Kocaeli’nin çöpleri ne oluyor? İZAYDAŞ tesisinde bu çöpler yakılarak yok ediliyor. Bu nedenden ötürü Kocaeli Büyükşehir Belediyesi ‘Bu çöpü yakmayalım’ diyor ve yurt dışından modellere bakıyor. Sonucunda kurutmalı sistemi buluyor. Çöpten yakıt üretip çimento üreten fabrikalara satmayı düşünüyor. Yapılmak istenen alanı gördüm, orası yeşil bir alan. Bunu unutmamak lazım. 50 ağaç bölümü yapılacağını Kandıralılar, 5 bin ağaç kesileceğini de Kocaeli Büyükşehir Belediyesi söylüyor. Büyükşehir etrafa 3 bin çam ağacı çekileceğini de tabir ediyor. Bölge su kaynakları açısından kıymetli ve korumak gerekir, bölge Roma periyodundan kalma tarihi bir bölge. Arkeolojik açıdan değerli bir alan Akçakese.

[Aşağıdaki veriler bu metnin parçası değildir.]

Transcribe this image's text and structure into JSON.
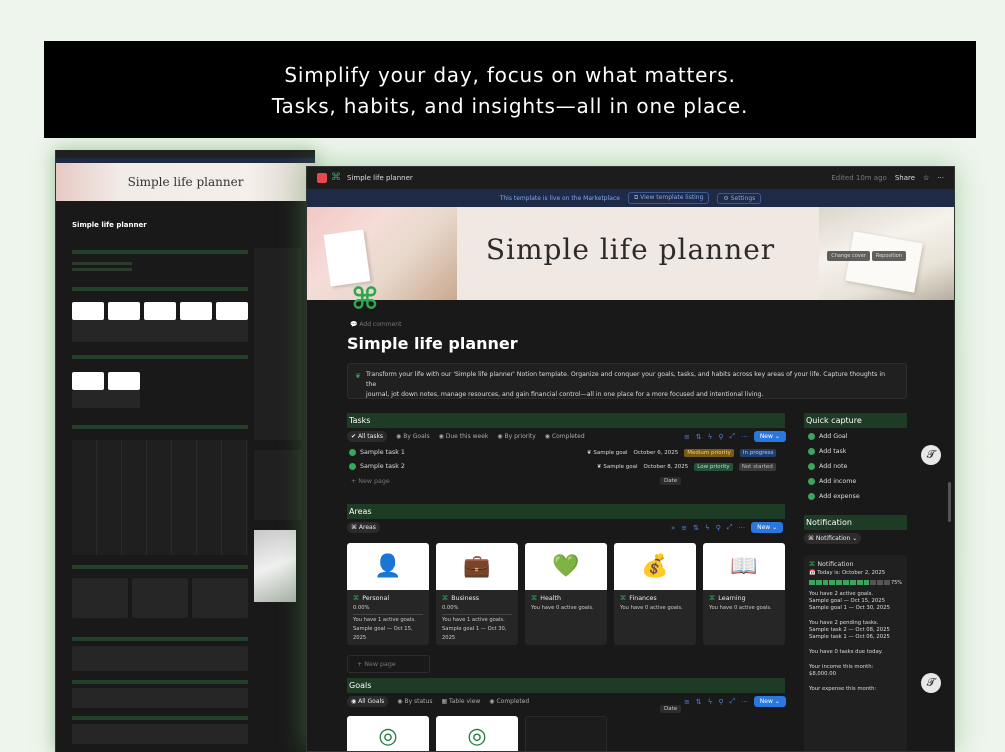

Değerli sular boş boş akıyor, İSU bunu kıymetlendirmeli. Bol su var, Sarısu toplama çanağına toplanıp Karadeniz’e dökülüyor. Su çok pahalı, petrolden de bedelli. Kandıralı çevreciler, bu tesiste ‘Evet, kurutmalı olacak lakin kalıntılar ne olacak?’ diyor. Tesis içerisinde vadiler var, o alanlara toplanma olacak. Tesiste hiçbir atığın biyolojik atık olmayacağı söyleniyor. Kandıra cennet üzere bir yer. Oraya F Tipi Cezaevi yapılması kıyımın başladığını en somut göstergesi. Kandıra yapılan OSB ve çeşitli yapılara doldurulmaya başlandı. Tesis yapılınca kamyonların gidip geleceği söyleniyor ancak Kocaeli Büyükşehir Belediyesi bunun bu türlü olamayacağımı tam olarak bu türlü olmayacağını söz ediyor.

Projede biriktirme alanları var, bu alanlara lot1, lot2 üzere isimler koyulmuş durunda. Kandıra’da geçirgenliği ve gözenekli geçirimi olan toprak var. Sarsıntı olması halinde ne olacağı Kocaeli Büyükşehir Belediyesi ile AFAD tarafından çalışılmış. Bu tesisin tek katlı olacağı belirlenmiş. Sarsıntı deneyi çalışılmış, bölgede olacak bir sarsıntıdan etkilenme oranı 0,1 gal olarak belirlenmiş. Bu da zelzeleden etkilenme durumunun hayli düşük olduğunu ortaya koyuyor. Geçmişte olmuş zelzelelere baktığımızda alanın zelzele açısından sorunsuz olduğu görülüyor. Tamam, bölge sarsıntı açısından inançlı de burası yerleşim açılmalı mı?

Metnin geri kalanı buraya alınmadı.